The truth is that data lakes contain hidden (if not entirely unexpected) hazards — murky areas, if you will. For starters, since data is simply dumped into a data lake in its raw form, there are no assurances of quality.
Security and control also are issues any time a large number of people are accessing data. Finally, while we someday soon may see the day when “everybody is a data scientist,” we’re not there yet, so many employees will struggle to leverage the data sets they drag from the lake.
Real concerns all, but the biggest pitfall for enterprises when it comes to data lakes is strategic. Ajay Khanna, vice president at data-driven apps development vendor Reltio, attended the recent Strata & Hadoop World conference. He tells Information Management, “It was surprising to see so many companies investing in, or considering investment in data lakes without clear business objectives in mind.

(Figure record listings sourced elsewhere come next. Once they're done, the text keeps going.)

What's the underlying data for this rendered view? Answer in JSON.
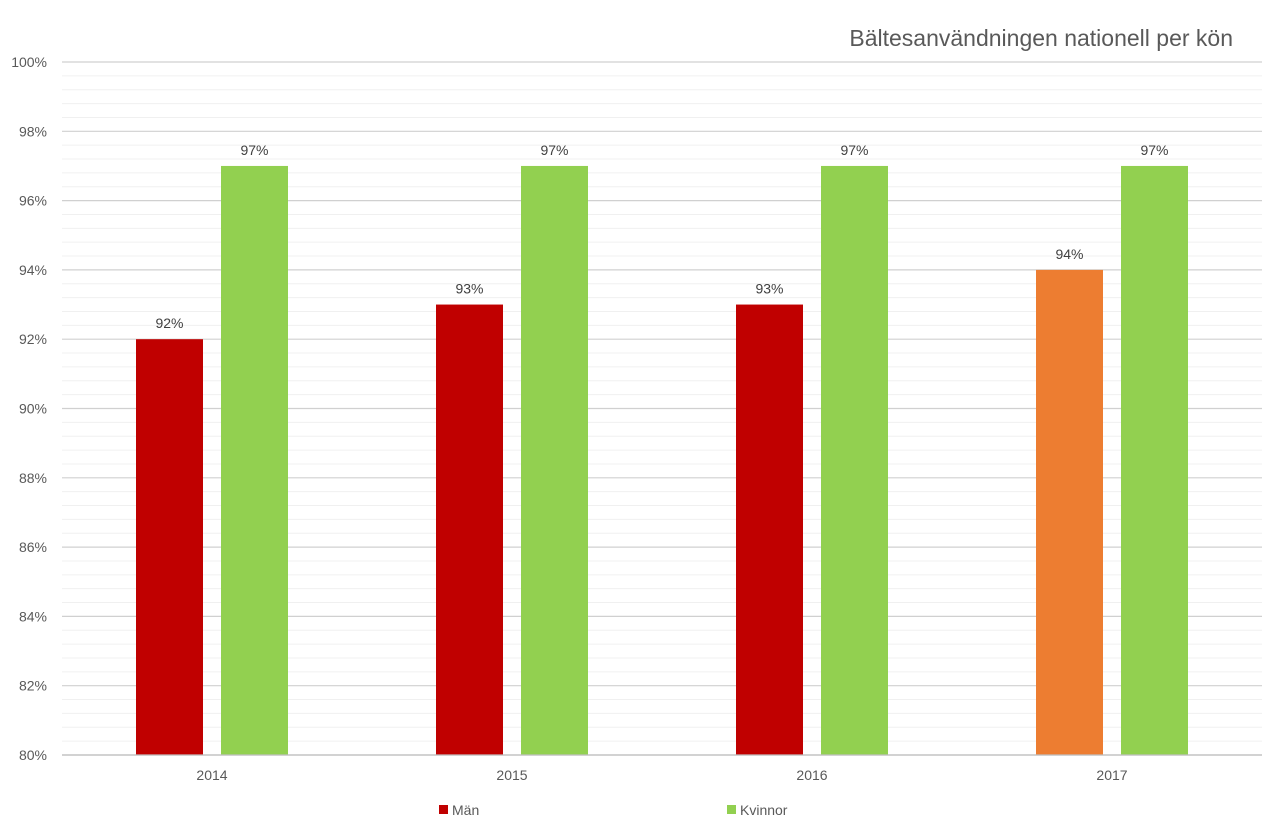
{
  "chart_data": {
    "type": "bar",
    "title": "Bältesanvändningen nationell per kön",
    "xlabel": "",
    "ylabel": "",
    "categories": [
      "2014",
      "2015",
      "2016",
      "2017"
    ],
    "series": [
      {
        "name": "Män",
        "values": [
          92,
          93,
          93,
          94
        ],
        "color": "#c00000",
        "point_colors": [
          "#c00000",
          "#c00000",
          "#c00000",
          "#ed7d31"
        ]
      },
      {
        "name": "Kvinnor",
        "values": [
          97,
          97,
          97,
          97
        ],
        "color": "#92d050"
      }
    ],
    "data_labels": [
      [
        "92%",
        "93%",
        "93%",
        "94%"
      ],
      [
        "97%",
        "97%",
        "97%",
        "97%"
      ]
    ],
    "ylim": [
      80,
      100
    ],
    "y_ticks": [
      "80%",
      "82%",
      "84%",
      "86%",
      "88%",
      "90%",
      "92%",
      "94%",
      "96%",
      "98%",
      "100%"
    ],
    "y_tick_values": [
      80,
      82,
      84,
      86,
      88,
      90,
      92,
      94,
      96,
      98,
      100
    ],
    "minor_gridline_step": 0.4,
    "grid": true,
    "legend": "bottom"
  }
}
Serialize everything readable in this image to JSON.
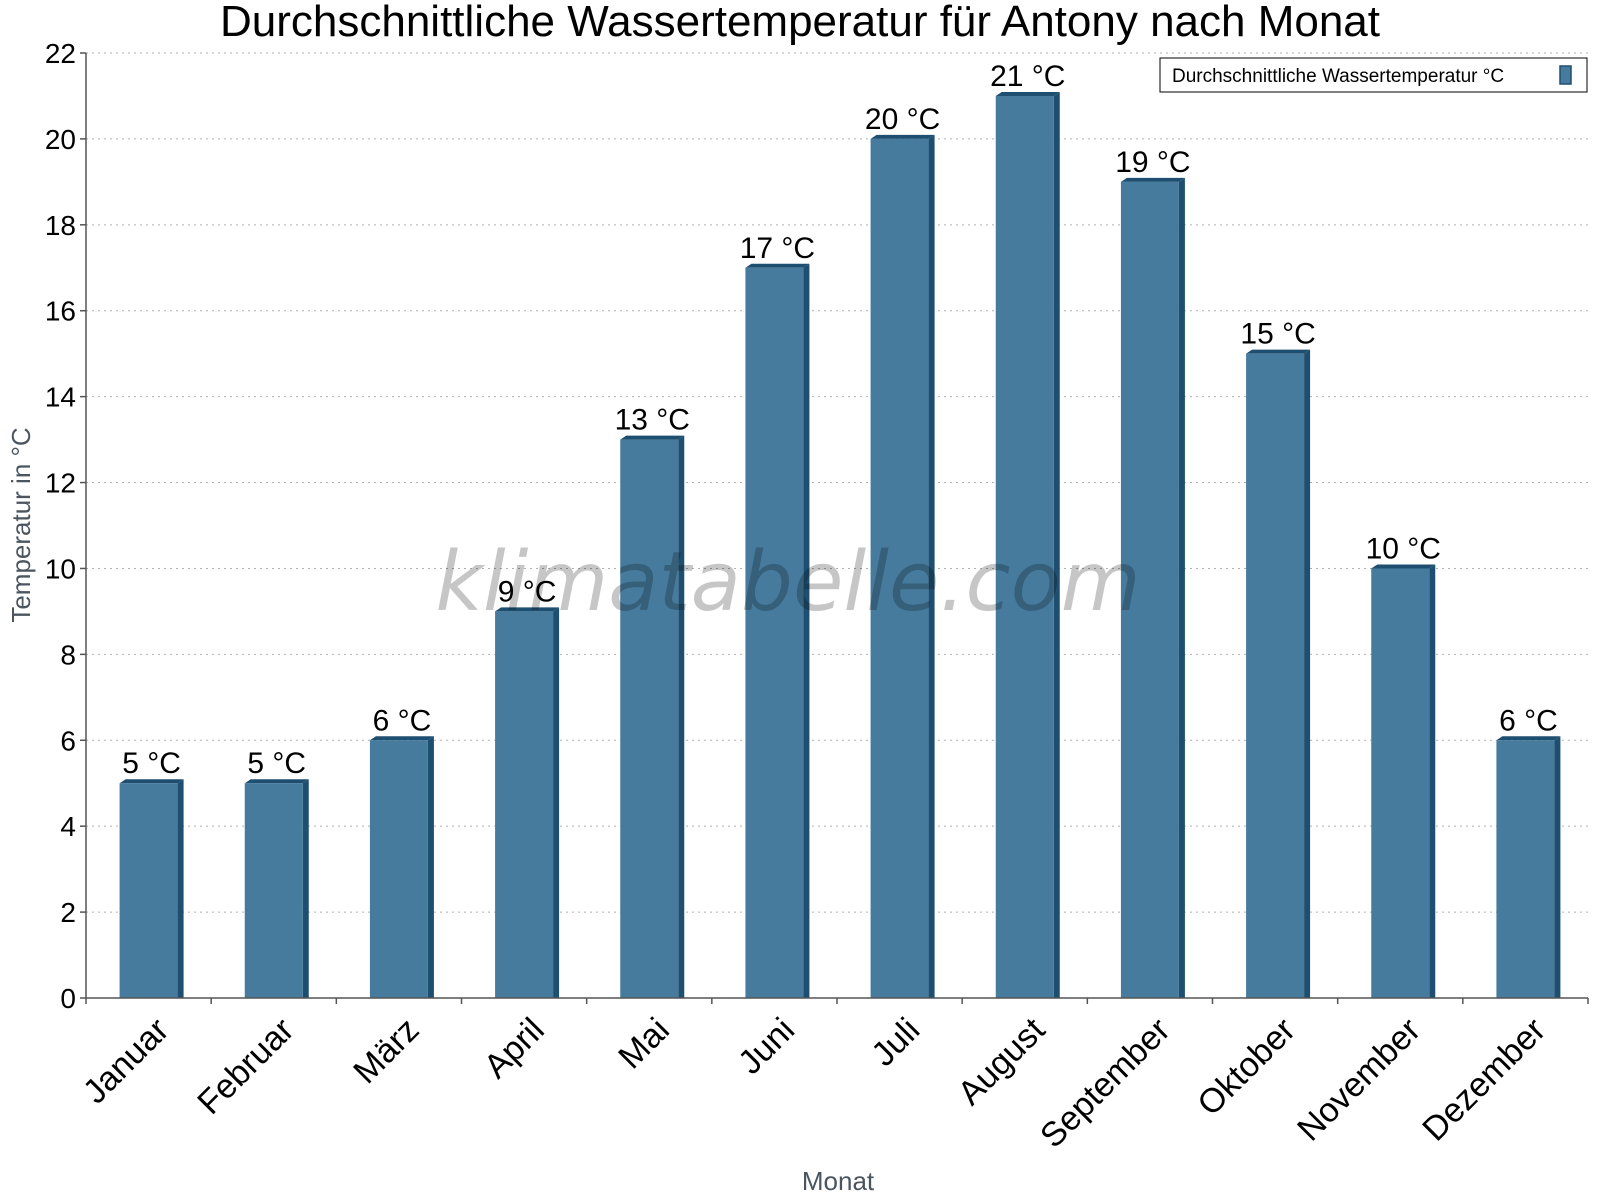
{
  "colors": {
    "bar": "#467b9d",
    "bar_side": "#1e4f70",
    "bar_top": "#1e4f70",
    "grid": "#b0b0b0",
    "axis": "#555555"
  },
  "watermark": "klimatabelle.com",
  "chart_data": {
    "type": "bar",
    "title": "Durchschnittliche Wassertemperatur für Antony nach Monat",
    "xlabel": "Monat",
    "ylabel": "Temperatur in °C",
    "ylim": [
      0,
      22
    ],
    "yticks": [
      0,
      2,
      4,
      6,
      8,
      10,
      12,
      14,
      16,
      18,
      20,
      22
    ],
    "grid": true,
    "legend_position": "top-right",
    "categories": [
      "Januar",
      "Februar",
      "März",
      "April",
      "Mai",
      "Juni",
      "Juli",
      "August",
      "September",
      "Oktober",
      "November",
      "Dezember"
    ],
    "series": [
      {
        "name": "Durchschnittliche Wassertemperatur °C",
        "values": [
          5,
          5,
          6,
          9,
          13,
          17,
          20,
          21,
          19,
          15,
          10,
          6
        ],
        "labels": [
          "5 °C",
          "5 °C",
          "6 °C",
          "9 °C",
          "13 °C",
          "17 °C",
          "20 °C",
          "21 °C",
          "19 °C",
          "15 °C",
          "10 °C",
          "6 °C"
        ]
      }
    ]
  }
}
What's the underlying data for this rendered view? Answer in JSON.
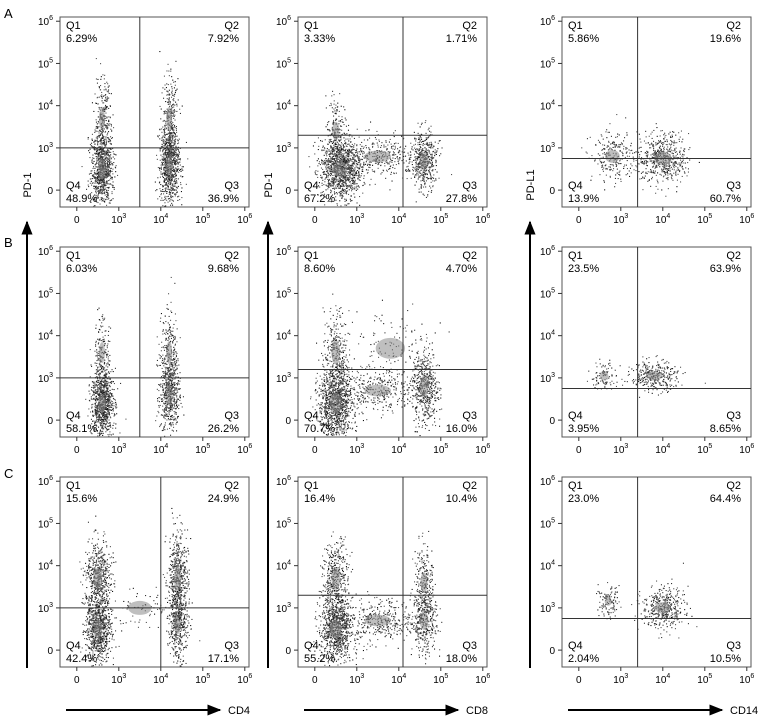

There seemed to be a disconnect between business strategy and big data initiatives.”
Any time there’s a disconnect between a technology initiative and business goals, there’s a problem. A good CIO won’t launch a mobile program without specific business objectives in mind; the same standard should apply to data lakes. It’s basically a two-step process: 1) Make sure your overall big data and analytics initiatives are designed to help your enterprise achieve its business goals, and 2) Make sure your data lake — which is a tool or resource for your data analytics program — better enables your analytics initiative to meet those goals. Will using a data lake allow more employees to generate business insights? Will a data lake enable faster and better decisions?
If the answers to these and other questions make you take the data lake plunge, remember to keep asking them because data lakes grow and evolve over time, as do analytics initiatives and business strategies. Alignment is on ongoing process.
Data lakes can help support an enterprise’s analytics program, but you can’t just dive in. Without a strategy linking data lakes and analytics to the goals of the business, enterprises will swim in circles.